Shutting Down a Channel

A common corner-case in programming is what happens when multiple operations are attempted at the same time. One way to avoid the troubles of this corner-case is to simply prohibit having multiple operations occur simultaneously. However, it typically isn't possible to make this exclusion work in a universal fashion. Consider an object that prevents having multiple operations but permits having long-running (perhaps indefinitely long-running) operations. When faced with a long-running operation, it's desirable to have some way to prematurely stop that operation. The trick is that stopping an operation is often an operation in itself, violating the guarantee that only one operation runs at a time for at least a tiny period during shutdown of the object. This makes shutdown particularly prone to being a corner-case.

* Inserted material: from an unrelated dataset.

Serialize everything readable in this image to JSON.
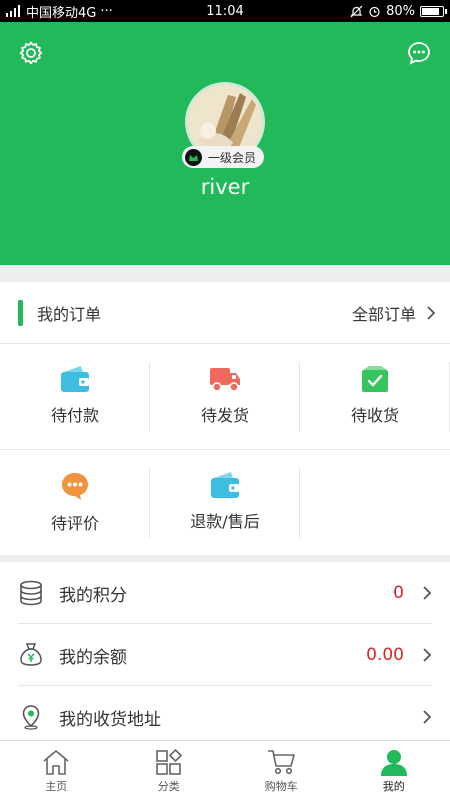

Channels don't make any guarantees about the simultaneous execution of methods, but it can still be confusing to describe their behavior during shutdown. The basic operations of accept and receive are often long-running, meaning that there frequently is going to be some overlap between these operations and the end of the channel's lifetime. The accept or receive operation needs to have some outcome when it completes. How can that outcome be determined? Here's a rule of thumb to guess the behavior of any related method for a channel. This rule of thumb can be applied for example when shutting down the system or when a session finishes all of its input.

1.
If the operation is supposed to return some object, then that object is null. We didn't actually get an object instance during the operation.
2.
If the operation is conditional and reports whether it succeeded or failed, then the outcome is that it succeeded. A failure indicates that something went wrong, but there's nothing wrong with being done.

For example, the TryReceive method returns both an object and a conditional report of success or failure. According to the rule of thumb, when the channel has no more data, it should return null for the received message. Also, it should report a conditional result of success (true, in this case) for the attempt to receive a message.